|US Gymnast Gabby Douglas poses with her gold medal after the medal ceremony at the 2016 Olympic Games in Rio de Janeiro. (Credit: Getty Images/Laurence Griffiths)|
By Reut Cohen
B'nai Brith Canada
The U.S. Olympic women’s artistic gymnastics team, dubbed the Final Five, has been making headlines for its success at this year’s Summer Olympics, including for winning a gold medal in the all-around team finals.
While team captain Aly Raisman’s Jewish heritage is by now common knowledge — her parents garnered attention for an audience performance that Kveller called “Jewish anxiety personified"— fellow teammate Gabby Douglas’ connection to Judaism is less well known.
Douglas is the first African-American gymnast ever to become an Olympic Individual All-Around Champion.
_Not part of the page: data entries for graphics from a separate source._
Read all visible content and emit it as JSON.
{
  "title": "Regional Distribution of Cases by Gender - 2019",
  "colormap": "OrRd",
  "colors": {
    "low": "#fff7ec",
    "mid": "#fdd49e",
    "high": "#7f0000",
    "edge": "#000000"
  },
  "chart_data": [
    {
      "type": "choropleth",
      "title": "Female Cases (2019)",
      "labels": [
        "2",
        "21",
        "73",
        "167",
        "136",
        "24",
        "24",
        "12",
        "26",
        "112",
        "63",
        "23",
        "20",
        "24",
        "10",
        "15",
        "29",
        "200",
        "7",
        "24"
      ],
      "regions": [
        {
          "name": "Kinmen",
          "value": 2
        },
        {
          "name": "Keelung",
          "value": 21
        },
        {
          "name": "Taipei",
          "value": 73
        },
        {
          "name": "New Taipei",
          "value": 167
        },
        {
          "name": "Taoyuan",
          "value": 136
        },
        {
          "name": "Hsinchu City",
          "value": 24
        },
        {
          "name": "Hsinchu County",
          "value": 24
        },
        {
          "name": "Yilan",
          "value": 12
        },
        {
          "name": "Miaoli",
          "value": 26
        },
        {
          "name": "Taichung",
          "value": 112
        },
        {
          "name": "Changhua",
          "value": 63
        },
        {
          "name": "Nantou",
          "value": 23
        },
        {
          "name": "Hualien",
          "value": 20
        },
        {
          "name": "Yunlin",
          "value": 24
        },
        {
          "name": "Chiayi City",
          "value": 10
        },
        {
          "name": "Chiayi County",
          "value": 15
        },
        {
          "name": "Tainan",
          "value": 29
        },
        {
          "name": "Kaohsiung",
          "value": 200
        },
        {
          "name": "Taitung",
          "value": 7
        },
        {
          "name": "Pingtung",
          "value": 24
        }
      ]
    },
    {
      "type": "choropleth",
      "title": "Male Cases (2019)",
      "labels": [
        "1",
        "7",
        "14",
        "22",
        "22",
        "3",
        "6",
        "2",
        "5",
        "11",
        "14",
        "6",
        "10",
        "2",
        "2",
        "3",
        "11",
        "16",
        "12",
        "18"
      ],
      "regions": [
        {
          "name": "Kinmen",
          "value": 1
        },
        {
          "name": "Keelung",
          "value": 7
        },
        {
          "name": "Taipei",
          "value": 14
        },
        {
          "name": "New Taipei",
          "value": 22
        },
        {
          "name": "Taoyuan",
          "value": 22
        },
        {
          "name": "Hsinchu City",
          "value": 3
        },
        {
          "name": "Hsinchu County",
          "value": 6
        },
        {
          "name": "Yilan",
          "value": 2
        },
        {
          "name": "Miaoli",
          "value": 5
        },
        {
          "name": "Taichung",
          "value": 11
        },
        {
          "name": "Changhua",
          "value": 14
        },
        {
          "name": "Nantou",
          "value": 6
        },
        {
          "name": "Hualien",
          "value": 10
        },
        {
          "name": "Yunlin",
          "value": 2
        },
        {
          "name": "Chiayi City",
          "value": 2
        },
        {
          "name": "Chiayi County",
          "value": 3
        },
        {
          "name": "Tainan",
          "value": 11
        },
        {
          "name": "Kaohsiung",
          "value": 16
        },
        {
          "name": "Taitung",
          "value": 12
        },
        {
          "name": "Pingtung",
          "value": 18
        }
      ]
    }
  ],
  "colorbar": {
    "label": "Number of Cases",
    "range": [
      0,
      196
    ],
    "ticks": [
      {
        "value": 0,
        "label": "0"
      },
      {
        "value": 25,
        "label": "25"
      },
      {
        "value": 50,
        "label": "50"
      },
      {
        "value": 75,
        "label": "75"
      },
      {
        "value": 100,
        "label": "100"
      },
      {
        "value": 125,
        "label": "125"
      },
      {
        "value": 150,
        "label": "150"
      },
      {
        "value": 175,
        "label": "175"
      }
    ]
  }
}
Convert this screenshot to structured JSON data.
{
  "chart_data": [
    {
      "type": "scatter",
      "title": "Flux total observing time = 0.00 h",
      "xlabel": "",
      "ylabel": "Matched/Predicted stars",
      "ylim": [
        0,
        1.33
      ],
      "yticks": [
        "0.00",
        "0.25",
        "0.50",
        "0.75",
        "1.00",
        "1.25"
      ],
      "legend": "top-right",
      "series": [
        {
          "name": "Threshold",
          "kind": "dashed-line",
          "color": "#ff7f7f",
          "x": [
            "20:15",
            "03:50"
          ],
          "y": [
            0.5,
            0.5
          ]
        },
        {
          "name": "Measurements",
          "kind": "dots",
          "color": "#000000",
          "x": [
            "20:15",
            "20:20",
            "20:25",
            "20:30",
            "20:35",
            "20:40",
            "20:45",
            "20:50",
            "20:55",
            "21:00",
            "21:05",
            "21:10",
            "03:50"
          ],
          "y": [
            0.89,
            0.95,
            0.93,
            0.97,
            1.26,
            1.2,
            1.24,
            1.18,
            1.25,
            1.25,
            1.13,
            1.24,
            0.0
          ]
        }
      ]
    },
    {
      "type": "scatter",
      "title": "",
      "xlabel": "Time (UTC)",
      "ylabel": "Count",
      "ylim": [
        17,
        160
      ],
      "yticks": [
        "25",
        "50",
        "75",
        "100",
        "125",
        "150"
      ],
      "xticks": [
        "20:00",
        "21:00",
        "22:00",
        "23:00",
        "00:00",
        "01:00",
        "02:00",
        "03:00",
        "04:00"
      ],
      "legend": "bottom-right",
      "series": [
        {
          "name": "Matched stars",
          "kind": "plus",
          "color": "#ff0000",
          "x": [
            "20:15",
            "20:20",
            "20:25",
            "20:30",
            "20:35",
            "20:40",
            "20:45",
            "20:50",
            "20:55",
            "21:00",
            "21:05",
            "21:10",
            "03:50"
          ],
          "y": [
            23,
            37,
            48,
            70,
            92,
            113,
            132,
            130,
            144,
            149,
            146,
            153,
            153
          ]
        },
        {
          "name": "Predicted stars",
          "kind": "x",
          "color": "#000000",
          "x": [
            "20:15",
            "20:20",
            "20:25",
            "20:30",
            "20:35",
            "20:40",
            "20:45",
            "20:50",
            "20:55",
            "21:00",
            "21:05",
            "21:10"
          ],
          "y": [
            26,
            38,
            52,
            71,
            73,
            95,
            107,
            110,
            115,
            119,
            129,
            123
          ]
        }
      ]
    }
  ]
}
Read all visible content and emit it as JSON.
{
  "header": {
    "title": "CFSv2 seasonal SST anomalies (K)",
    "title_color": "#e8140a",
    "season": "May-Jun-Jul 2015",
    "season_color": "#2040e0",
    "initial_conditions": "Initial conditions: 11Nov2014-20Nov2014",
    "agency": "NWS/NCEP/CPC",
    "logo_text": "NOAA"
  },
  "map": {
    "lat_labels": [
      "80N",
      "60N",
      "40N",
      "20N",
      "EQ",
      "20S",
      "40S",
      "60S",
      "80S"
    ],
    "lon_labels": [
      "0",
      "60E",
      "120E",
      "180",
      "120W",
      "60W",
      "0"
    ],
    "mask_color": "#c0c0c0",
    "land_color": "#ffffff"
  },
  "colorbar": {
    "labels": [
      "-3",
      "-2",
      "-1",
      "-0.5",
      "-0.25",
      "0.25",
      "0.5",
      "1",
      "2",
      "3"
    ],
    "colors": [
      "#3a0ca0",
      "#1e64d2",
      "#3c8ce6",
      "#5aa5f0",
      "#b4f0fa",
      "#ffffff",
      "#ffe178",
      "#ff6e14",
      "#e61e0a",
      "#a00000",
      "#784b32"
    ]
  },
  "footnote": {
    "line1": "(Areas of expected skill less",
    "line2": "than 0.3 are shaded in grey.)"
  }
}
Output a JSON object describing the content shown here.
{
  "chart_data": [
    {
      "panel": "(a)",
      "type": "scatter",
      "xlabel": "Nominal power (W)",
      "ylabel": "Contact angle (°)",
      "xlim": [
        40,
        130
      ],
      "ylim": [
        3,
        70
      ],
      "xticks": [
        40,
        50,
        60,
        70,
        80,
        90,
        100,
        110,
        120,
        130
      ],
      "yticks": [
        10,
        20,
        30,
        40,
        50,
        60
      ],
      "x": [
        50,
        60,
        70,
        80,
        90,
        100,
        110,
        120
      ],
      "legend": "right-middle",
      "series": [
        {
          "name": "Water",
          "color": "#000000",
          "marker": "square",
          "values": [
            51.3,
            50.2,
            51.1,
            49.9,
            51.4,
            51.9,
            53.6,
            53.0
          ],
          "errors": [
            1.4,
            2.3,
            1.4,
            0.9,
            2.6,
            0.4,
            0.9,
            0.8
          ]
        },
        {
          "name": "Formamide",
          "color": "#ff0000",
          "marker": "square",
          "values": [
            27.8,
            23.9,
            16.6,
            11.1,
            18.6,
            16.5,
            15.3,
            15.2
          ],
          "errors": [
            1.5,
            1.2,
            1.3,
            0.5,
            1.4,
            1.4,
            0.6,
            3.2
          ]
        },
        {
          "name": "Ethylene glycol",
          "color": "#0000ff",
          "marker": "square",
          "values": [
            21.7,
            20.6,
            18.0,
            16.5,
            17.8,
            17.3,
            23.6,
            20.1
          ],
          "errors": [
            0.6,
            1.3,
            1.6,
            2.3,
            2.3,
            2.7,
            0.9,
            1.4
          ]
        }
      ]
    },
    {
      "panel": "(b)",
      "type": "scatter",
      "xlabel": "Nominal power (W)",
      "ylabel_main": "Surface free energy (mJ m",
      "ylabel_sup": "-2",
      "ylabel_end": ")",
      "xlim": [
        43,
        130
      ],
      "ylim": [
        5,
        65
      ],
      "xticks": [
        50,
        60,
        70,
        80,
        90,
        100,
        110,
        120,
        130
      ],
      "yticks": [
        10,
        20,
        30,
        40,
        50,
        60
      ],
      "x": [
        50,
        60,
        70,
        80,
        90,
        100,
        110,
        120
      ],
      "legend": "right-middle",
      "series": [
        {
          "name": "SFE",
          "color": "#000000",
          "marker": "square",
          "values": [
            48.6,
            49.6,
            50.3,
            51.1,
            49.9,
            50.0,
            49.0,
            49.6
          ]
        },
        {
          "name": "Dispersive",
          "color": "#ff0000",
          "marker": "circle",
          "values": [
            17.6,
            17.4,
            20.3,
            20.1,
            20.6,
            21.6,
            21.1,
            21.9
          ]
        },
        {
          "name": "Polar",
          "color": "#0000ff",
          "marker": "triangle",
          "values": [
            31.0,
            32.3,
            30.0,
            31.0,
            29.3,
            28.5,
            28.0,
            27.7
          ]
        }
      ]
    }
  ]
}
In her 2012 autobiography, Grace, Gold, and Glory: My Leap of Faith, she detailed her religious upbringing, including her family’s celebration of Jewish traditions.
In her book, Douglas writes, “I used to be Jewish. Well, not exactly Jewish — but my family practiced some of the Jewish traditions.” She states that for a year, her family attended a Conservative synagogue in Virginia, in addition to their usual Pentecostal church.
This year, Douglas also observed the Sabbath to the best of her ability, given that she had gymnastics practice on Saturdays. Her maternal grandmother took a role in preparing kosher meals for the family, while her mother, Natalie Hawkins, studied Hebrew.
Douglas credits much of her success in gymnastics to her faith. In 2012, she told Religion News Service, “Faith plays a very big role in my life. I don’t know where I would be without it today. I’ve always been praying for everything.”
Douglas also wore a leotard with the word elohim printed on the sleeve in Hebrew letters at the P&G Gymnastics Championships in June, a precursor to Rio 2016. GK, which manufactured the leotard, said that the print was intended “to honor [Douglas’] rich heritage of faith.”
Douglas has also shared a love of one of the most important aspects of Jewish life: food. “I really love matzo ball soup,” she told Religion News Service. “It’s just one of my favorite Jewish meals.”